If you manage Linux nodes, you know how vital performing regular maintenance is. Installing software patches that modify Linux kernel headers requires a reboot. Normally, as in the past, we would cordon and drain the node and then manually reboot, wait for it to come back online, verify its health, and add it back to the cluster. That’s a lot of manual work! How can we automate this?

Weaveworks created a great tool for simplifying these steps: Kured (the Kubernetes Reboot Daemon). Let’s start by deploying Kured to our cluster.

Kured can be deployed in one of several ways. In this article, we’ll focus on deploying it via Helm.
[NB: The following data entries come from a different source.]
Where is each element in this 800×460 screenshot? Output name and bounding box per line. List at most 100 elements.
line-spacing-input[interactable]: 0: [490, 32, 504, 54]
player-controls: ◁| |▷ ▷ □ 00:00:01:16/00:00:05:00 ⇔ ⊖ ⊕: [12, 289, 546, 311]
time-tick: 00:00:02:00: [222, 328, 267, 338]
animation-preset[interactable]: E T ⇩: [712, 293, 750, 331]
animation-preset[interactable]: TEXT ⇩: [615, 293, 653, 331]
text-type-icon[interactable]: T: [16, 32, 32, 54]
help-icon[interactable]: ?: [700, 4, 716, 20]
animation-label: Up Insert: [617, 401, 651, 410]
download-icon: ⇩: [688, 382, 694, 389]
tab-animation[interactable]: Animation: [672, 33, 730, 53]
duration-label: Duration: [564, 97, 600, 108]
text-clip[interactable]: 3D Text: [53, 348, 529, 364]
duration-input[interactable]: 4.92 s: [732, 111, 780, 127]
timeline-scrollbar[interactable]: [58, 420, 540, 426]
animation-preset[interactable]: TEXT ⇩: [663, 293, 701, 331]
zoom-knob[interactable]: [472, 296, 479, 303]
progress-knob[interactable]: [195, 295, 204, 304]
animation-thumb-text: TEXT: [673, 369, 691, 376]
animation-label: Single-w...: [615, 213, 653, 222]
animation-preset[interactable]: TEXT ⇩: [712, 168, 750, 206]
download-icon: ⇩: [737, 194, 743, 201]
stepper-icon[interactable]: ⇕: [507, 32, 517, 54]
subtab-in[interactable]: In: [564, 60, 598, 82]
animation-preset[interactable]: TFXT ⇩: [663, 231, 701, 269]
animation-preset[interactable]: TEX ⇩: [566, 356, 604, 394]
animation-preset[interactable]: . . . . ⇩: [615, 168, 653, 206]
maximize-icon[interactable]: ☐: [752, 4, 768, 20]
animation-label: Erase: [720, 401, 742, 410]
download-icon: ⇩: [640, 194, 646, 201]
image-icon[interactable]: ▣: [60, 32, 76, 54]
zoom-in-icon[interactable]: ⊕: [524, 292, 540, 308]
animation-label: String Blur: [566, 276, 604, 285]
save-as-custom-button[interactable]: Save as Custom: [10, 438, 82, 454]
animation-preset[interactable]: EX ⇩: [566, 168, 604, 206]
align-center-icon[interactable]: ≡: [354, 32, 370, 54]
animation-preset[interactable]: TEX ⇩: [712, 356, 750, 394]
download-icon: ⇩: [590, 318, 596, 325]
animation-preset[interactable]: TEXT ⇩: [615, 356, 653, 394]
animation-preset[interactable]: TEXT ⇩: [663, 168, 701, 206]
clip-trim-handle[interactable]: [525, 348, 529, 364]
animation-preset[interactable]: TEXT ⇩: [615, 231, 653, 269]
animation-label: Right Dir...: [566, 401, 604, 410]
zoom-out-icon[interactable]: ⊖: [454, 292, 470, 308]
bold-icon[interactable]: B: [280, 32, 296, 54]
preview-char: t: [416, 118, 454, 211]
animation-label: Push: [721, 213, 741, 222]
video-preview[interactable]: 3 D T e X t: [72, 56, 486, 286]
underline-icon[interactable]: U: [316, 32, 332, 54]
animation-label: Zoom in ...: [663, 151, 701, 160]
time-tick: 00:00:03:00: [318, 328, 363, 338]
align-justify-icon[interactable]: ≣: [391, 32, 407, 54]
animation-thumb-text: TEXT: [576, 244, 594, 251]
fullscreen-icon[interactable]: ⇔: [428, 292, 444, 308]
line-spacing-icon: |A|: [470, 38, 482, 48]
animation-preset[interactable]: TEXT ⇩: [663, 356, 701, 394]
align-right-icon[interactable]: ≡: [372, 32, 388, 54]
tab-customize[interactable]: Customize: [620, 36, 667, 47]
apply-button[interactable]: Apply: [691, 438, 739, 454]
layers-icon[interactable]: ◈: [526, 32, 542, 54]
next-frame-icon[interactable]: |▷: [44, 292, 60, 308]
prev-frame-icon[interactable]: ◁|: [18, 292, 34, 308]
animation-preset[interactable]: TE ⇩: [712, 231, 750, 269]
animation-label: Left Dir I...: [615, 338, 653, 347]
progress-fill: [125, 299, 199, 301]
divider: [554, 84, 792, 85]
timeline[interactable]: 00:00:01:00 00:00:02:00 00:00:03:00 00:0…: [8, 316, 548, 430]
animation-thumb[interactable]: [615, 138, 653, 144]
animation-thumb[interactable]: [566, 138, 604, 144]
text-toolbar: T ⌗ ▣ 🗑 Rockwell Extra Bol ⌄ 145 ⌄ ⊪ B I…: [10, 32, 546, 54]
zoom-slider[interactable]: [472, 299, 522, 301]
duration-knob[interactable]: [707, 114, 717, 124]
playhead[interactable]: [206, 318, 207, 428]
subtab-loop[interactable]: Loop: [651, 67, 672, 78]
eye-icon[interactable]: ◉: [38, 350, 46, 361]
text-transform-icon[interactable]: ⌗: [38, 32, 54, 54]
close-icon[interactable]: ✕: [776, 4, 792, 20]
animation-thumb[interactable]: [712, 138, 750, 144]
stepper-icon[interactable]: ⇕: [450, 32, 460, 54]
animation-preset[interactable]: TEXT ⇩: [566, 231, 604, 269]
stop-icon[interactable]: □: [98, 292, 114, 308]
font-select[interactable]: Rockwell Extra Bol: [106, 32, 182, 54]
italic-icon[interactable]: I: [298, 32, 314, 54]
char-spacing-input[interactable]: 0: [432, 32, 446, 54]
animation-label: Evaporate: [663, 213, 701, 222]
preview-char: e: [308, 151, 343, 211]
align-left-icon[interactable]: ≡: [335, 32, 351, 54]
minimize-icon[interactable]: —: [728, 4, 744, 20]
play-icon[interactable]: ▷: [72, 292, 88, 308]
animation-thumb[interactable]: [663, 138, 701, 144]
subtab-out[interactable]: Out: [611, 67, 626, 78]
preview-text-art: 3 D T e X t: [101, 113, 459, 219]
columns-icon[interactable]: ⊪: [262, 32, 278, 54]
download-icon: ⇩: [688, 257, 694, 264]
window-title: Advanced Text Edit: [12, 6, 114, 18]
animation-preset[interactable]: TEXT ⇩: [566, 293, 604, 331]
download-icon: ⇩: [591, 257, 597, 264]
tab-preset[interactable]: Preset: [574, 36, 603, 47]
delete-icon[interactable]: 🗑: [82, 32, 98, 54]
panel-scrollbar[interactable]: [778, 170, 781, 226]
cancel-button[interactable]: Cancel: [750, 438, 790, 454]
This is the simplest and quickest way to get it running in our cluster.

Follow these steps to install the Helm chart:

# 1) Add the Kured Helm repository
helm repo add kured https://weaveworks.github.io/kured

# 2) Update your local Helm chart repository cache
helm repo update

# 3) Create a dedicated namespace where you would like to deploy kured
kubectl create namespace kured

# 4) Install kured in that namespace with Helm 3 (only on Linux nodes)
helm install kured kured/kured --namespace kured --set nodeSelector."kubernetes\.io/os"=linux

If all went well with the command above, that’s it, you’re done! Have a nice day! 🙂

If you want to test Kured, login to one of your Linux nodes, and install some patches with your package manager of choice (any patch that requires a reboot, typically patches that modify kernel headers). Then, check for a file named ‘reboot-required’ in /var/run:

ls -lisa /var/run/reboot-required

If you installed patches, and this file does not exist, none of your patches require a reboot. We can still fake the system into thinking a reboot is required by manually creating the ‘reboot-required’ file:

sudo touch /var/run/reboot-required

Then, we’ll use Kubetail to tail the logs of all our Kured pods:

kubetail -label kured --namespace kured

By default, Kured checks for the existence of the sentinel file every 60 minutes. However, this behavior can be changed. See the github repo for more info:

weaveworks/kured: Kubernetes Reboot Daemon

Scheduling on the node should be disabled if you are within the Kured schedule

Now that the node is cordoned off, running pods on the node are drained, and the node is rebooted.

That’s it for this article. Have a great day!